If some of the recent allegations of improper Medicare billing by Columbia/HCA Healthcare Corp. sound familiar, they should, especially to a prestigious group of not-for-profit hospitals that were caught doing the same thing several years ago.
While not-for-profit hospitals were allowed to settle their disputes through administrative channels, Columbia executives might be in danger of going to jail.
The discrepancy underscores the wide latitude federal fraud fighters have in going after providers and the different attitude those now running the government's anti-fraud efforts have toward providers whose billing practices step over the line.
In 1992, Rep. John Dingell (D-Mich.), then chairman of the House Energy and Commerce Committee and its subcommittee on oversight and investigations, held a series of hearings that exposed what he deemed a widespread practice of hospitals trying to stick Medicare with the bills for a number of items unrelated to patient care. Expenses hospitals tried to pass through on their Medicare cost reports included concert tickets, alcohol for parties and travel expenses. Other unallowable costs included expenditures on marketing and advertising.
The government's pending fraud investigation of Columbia, which has resulted in three criminal indictments against company executives, has targeted similar expenses recorded by Columbia on its Medicare cost reports.
Dingell's crusade led to an audit of 21 hospitals by HHS' inspector general's office in 1992. The results of the audits, contained in a series of reports, identified some $50.7 million in unallowable costs submitted in 1990 and 1991 by the hospitals, which included many prestigious not-for-profits.
Among them were Massachusetts General Hospital in Boston, Thomas Jefferson University Hospital in Philadelphia and Northwestern Memorial Hospital in Chicago. Aside from the embarrassment the reports caused the hospitals, none suffered any serious legal consequences. A spot check by MODERN HEALTHCARE of a few facilities found no civil or criminal penalties stemming from the audits.
The government's initial audit of Baptist Hospital of Miami found $82,260 in unallowed costs (See chart, p. 2). But a spokeswoman for Baptist said investigators later spent nearly two months combing through hospital records and, in the end, negotiated a settlement that levied no fines or penalties. At deadline, details of the settlement weren't available.
Under federal law, improper Medicare or Medicaid bills can violate a number of statutes, which carry varying penalties. Penalties can range from simple repayment to fines to expulsion or suspension from Medicare and Medicaid to jail time. The most serious penalties are imposed if there is a finding of intent to defraud.
The government's pursuit of abuses has heightened, federal authorities say, as Medicare spending on hospital care has ballooned. U.S. Attorney General Janet Reno has named healthcare fraud her No. 2 priority after violent crime.
"As the monies increase in a system, the chances of fraud occurring increase," said Lynne Battaglia, U.S. attorney for Maryland and former head of Reno's healthcare fraud subcommittee.
Many of the 93 U.S. attorney's offices across the country established task forces devoted to the issue.

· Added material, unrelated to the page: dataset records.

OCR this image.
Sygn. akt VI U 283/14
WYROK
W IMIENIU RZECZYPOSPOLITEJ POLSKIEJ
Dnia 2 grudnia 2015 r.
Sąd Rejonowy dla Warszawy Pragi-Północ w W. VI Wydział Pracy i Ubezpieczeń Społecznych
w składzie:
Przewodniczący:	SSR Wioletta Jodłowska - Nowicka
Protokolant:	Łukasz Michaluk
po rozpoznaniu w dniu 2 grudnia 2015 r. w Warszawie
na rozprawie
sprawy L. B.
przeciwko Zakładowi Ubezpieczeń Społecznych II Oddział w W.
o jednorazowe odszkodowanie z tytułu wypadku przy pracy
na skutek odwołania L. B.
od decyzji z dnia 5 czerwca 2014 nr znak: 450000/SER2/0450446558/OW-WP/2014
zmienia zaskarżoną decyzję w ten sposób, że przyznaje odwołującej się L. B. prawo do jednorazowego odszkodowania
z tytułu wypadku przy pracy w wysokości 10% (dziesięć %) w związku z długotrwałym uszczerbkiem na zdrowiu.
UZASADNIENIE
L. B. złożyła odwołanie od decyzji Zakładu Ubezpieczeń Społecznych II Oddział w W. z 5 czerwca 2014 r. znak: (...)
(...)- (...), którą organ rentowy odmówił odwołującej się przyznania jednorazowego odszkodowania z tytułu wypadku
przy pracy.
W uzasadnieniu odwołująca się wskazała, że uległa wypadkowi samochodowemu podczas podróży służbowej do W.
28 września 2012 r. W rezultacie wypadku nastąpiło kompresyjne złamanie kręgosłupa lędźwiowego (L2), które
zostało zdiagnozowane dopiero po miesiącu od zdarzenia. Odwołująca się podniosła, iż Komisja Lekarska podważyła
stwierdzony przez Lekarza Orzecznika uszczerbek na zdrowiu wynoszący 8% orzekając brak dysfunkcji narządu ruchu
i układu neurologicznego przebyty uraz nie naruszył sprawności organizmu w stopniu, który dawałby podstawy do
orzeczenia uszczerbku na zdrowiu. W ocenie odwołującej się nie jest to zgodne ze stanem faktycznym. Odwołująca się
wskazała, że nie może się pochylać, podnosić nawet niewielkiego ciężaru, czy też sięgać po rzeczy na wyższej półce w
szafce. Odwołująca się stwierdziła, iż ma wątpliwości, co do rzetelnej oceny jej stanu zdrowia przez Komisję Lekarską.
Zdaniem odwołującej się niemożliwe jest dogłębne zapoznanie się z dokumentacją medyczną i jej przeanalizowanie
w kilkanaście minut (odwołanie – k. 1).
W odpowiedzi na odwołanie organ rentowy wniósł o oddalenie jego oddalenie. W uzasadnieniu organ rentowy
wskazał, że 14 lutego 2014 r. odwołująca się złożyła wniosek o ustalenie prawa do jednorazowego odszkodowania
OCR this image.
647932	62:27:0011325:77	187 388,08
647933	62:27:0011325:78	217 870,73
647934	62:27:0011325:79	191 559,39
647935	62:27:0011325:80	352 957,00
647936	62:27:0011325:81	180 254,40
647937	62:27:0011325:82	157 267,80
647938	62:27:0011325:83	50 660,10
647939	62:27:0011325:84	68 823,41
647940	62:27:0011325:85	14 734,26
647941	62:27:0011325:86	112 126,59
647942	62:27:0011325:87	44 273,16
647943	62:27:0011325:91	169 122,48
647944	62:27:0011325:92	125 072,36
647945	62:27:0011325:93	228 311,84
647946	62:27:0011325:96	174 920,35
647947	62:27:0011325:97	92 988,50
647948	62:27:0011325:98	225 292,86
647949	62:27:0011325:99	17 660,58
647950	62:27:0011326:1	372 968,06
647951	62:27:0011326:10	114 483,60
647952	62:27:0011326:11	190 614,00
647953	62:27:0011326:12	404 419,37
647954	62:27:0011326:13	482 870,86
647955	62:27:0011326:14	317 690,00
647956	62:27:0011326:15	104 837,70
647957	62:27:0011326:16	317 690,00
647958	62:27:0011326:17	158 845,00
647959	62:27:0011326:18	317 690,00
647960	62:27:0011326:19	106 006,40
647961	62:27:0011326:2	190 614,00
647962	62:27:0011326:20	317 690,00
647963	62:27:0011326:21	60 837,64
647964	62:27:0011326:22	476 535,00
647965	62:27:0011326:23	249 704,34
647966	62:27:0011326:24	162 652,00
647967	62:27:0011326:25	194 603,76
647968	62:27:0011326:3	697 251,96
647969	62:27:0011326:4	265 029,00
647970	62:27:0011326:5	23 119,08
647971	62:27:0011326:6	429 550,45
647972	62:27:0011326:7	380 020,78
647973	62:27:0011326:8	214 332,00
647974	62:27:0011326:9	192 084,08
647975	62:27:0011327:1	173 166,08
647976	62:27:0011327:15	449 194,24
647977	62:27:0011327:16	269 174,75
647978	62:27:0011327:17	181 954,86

One region's workload demonstrates the shift. Michael T. Dyer, HHS' regional inspector general for Illinois, recalled that six years ago a high percentage of his cases focused on Medicare Part B providers, like podiatrists, chiropractors and psychiatrists. Today, his Chicago-based office mainly investigates hospitals and large healthcare companies.
In addition to following its own leads, the U.S. Justice Department's effort is being fed by dozens of new "whistleblower" lawsuits, or private suits filed against government contractors on behalf of the government.
Last year's insurance reform law, commonly called Kassebaum-Kennedy, also created a fund that allocated up to $104 million for the fiscal year that ends Sept. 30 to support healthcare fraud activities.
Charles R. Wilson, U.S. attorney for Florida's middle district, recently added four new attorneys to his Tampa office with his region's share. The middle district spends at least $365,000 on healthcare fraud activities out of a $17 million annual operating budget, he said.
Medicare payments from cost-reimbursed services represent a small percentage of most hospitals' Medicare payments, but it's an issue of "strong interest" to federal prosecutors, said Katie McDermott, assistant U.S. attorney and healthcare coordinator in Baltimore.
Jim Pyles, an attorney with Powers Pyles Sutter & Verville in Washington, said: "I think any health lawyer will tell you we're just in an extraordinarily dangerous time for providers. The pendulum, I think, has swung too far in the direction of giving government agencies power and discretion to attack perceived fraud and abuse."